Abschließend war Herr Enke sehr an einem konstruktiven und offenen Austausch interessiert und brachte auch positive Beispiele (z.B. bei der Arbeitssicherheit) für eine Zukunft mit „Industrie 4.0“. Auch Herr Reinicke stellte als Referatsleiter für technische Weitbildung bei dem Deutschen Industrie- und Handelskammertag (DIHK) seine Vorstellungen über das Thema „Industrie 4.0“ vor. Interessant war dabei die Aussage, dass der DIHK eigentlich nur noch von der „Wirtschaft 4.0“ spricht, den ganzen Prozess also bereits als übergeordneten Begriff definiert.

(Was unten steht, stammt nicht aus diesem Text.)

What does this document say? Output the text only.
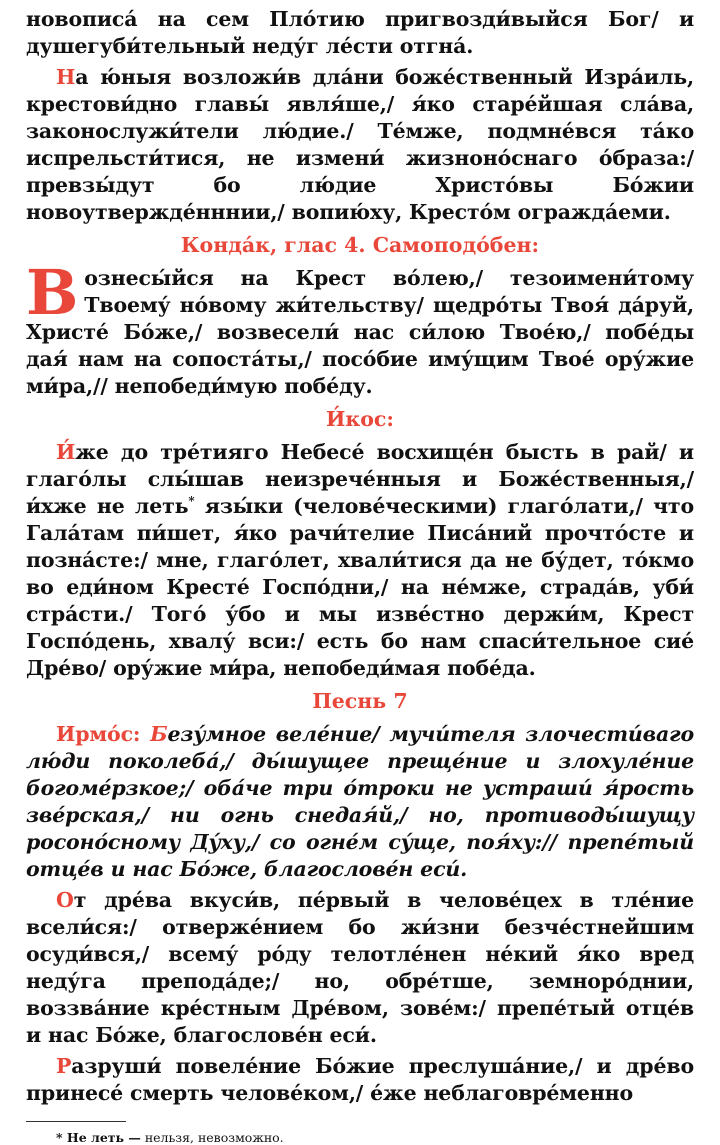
новописа́ на сем Пло́тию пригвозди́выйся Бог/ и душегуби́тельный неду́г ле́сти отгна́.

На ю́ныя возложи́в дла́ни боже́ственный Изра́иль, крестови́дно главы́ явля́ше,/ я́ко старе́йшая сла́ва, законослужи́тели лю́дие./ Те́мже, подмне́вся та́ко испрельсти́тися, не измени́ жизноно́снаго о́браза:/ превзы́дут бо лю́дие Христо́вы Бо́жии новоутвержде́нннии,/ вопию́ху, Кресто́м огражда́еми.

Конда́к, глас 4. Самоподо́бен:

Вознесы́йся на Крест во́лею,/ тезоимени́тому Твоему́ но́вому жи́тельству/ щедро́ты Твоя́ да́руй, Христе́ Бо́же,/ возвесели́ нас си́лою Твое́ю,/ побе́ды дая́ нам на сопоста́ты,/ посо́бие иму́щим Твое́ ору́жие ми́ра,// непобеди́мую побе́ду.

И́кос:

И́же до тре́тияго Небесе́ восхище́н бысть в рай/ и глаго́лы слы́шав неизрече́нныя и Боже́ственныя,/ и́хже не леть* язы́ки (челове́ческими) глаго́лати,/ что Гала́там пи́шет, я́ко рачи́телие Писа́ний прочто́сте и позна́сте:/ мне, глаго́лет, хвали́тися да не бу́дет, то́кмо во еди́ном Кресте́ Госпо́дни,/ на не́мже, страда́в, уби́ стра́сти./ Того́ у́бо и мы изве́стно держи́м, Крест Госпо́день, хвалу́ вси:/ есть бо нам спаси́тельное сие́ Дре́во/ ору́жие ми́ра, непобеди́мая побе́да.

Песнь 7

Ирмо́с: Безу́мное веле́ние/ мучи́теля злочести́ваго лю́ди поколеба́,/ ды́шущее преще́ние и злохуле́ние богоме́рзкое;/ оба́че три о́троки не устраши́ я́рость зве́рская,/ ни огнь снедая́й,/ но, противоды́шущу росоно́сному Ду́ху,/ со огне́м су́ще, поя́ху:// препе́тый отце́в и нас Бо́же, благослове́н еси́.

От дре́ва вкуси́в, пе́рвый в челове́цех в тле́ние всели́ся:/ отверже́нием бо жи́зни безче́стнейшим осуди́вся,/ всему́ ро́ду телотле́нен не́кий я́ко вред неду́га препода́де;/ но, обре́тше, земноро́днии, воззва́ние кре́стным Дре́вом, зове́м:/ препе́тый отце́в и нас Бо́же, благослове́н еси́.

Разруши́ повеле́ние Бо́жие преслуша́ние,/ и дре́во принесе́ смерть челове́ком,/ е́же неблаговре́менно

* Не леть — нельзя, невозможно.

So zeigt sich auch, dass fast alle Berufe verstärkt von der Entwicklung betroffen sein werden oder es sogar schon sind (z.B. der Mechatroniker), was auch in der Ausbildung berücksichtigt wird. Auch die Form des Lernens wird digitaler werden, so die Meinung von Herrn Reinicke. E-Learning sei dabei nur ein Beispiel auf das sich nicht nur Auszubildende und Berufsschulen einstellen müssen, sondern auch an vorderster Stelle die Unternehmen und Betriebe. So zeigte er viele interessante Statistiken, u.a. stehen im Ranking die Fort- und Weiterbildungen zum Thema „Digitalisierung“ ganz oben. Für Automatisierung muss entsprechend qualifiziertes Personal bereit stehen, was zukünftig eine immer größere Herausforderung für Arbeitgeber und Arbeitnehmer sein wird (Stichwort Facharbeitermangel). Digitale Kompetenzen werden zukünftig noch wichtiger für den Erfolg des Unternehmens sein und auch für die beruflichen Chancen der Arbeitnehmer. Als Beispiel führte er hier den Industriemeister für Lebensmitteltechnik an, der sich besonders in diese Richtung entwickelt habe und ohne „Industrie 4.0“ nicht mehr denkbar sei. Letztendlich wird der wirtschaftliche Erfolg von Unternehmen, Branchen und auch der Volkswirtschaft als solches gemäß Herrn Reinicke immer stärker von der Beherrschung der „Wirtschaft 4.0“ und dabei im Kern der „Industrie 4.0“ abhängen. In der abschließenden Diskussion wurde noch einiges über die Chancen und Risiken für Unternehmen und Arbeitnehmer diskutiert, wobei Einigkeit herrschte, dass ohne eine entsprechende Bildung und Qualifizierung der Auszubildenden und Arbeitnehmer dieser Prozess nicht erfolgreich sein kann.
Zum Ende bedankte sich Herr Haarhaus bei den drei Referenten für ihre interessanten Vorträge mit jeweils einem kleinen Präsentkorb und einer Weinflasche und bei den Besuchern für ihr Kommen und die engagierte Diskussion. Alle Teilnehmer erhielten ein Teilnahme-Zertifikat.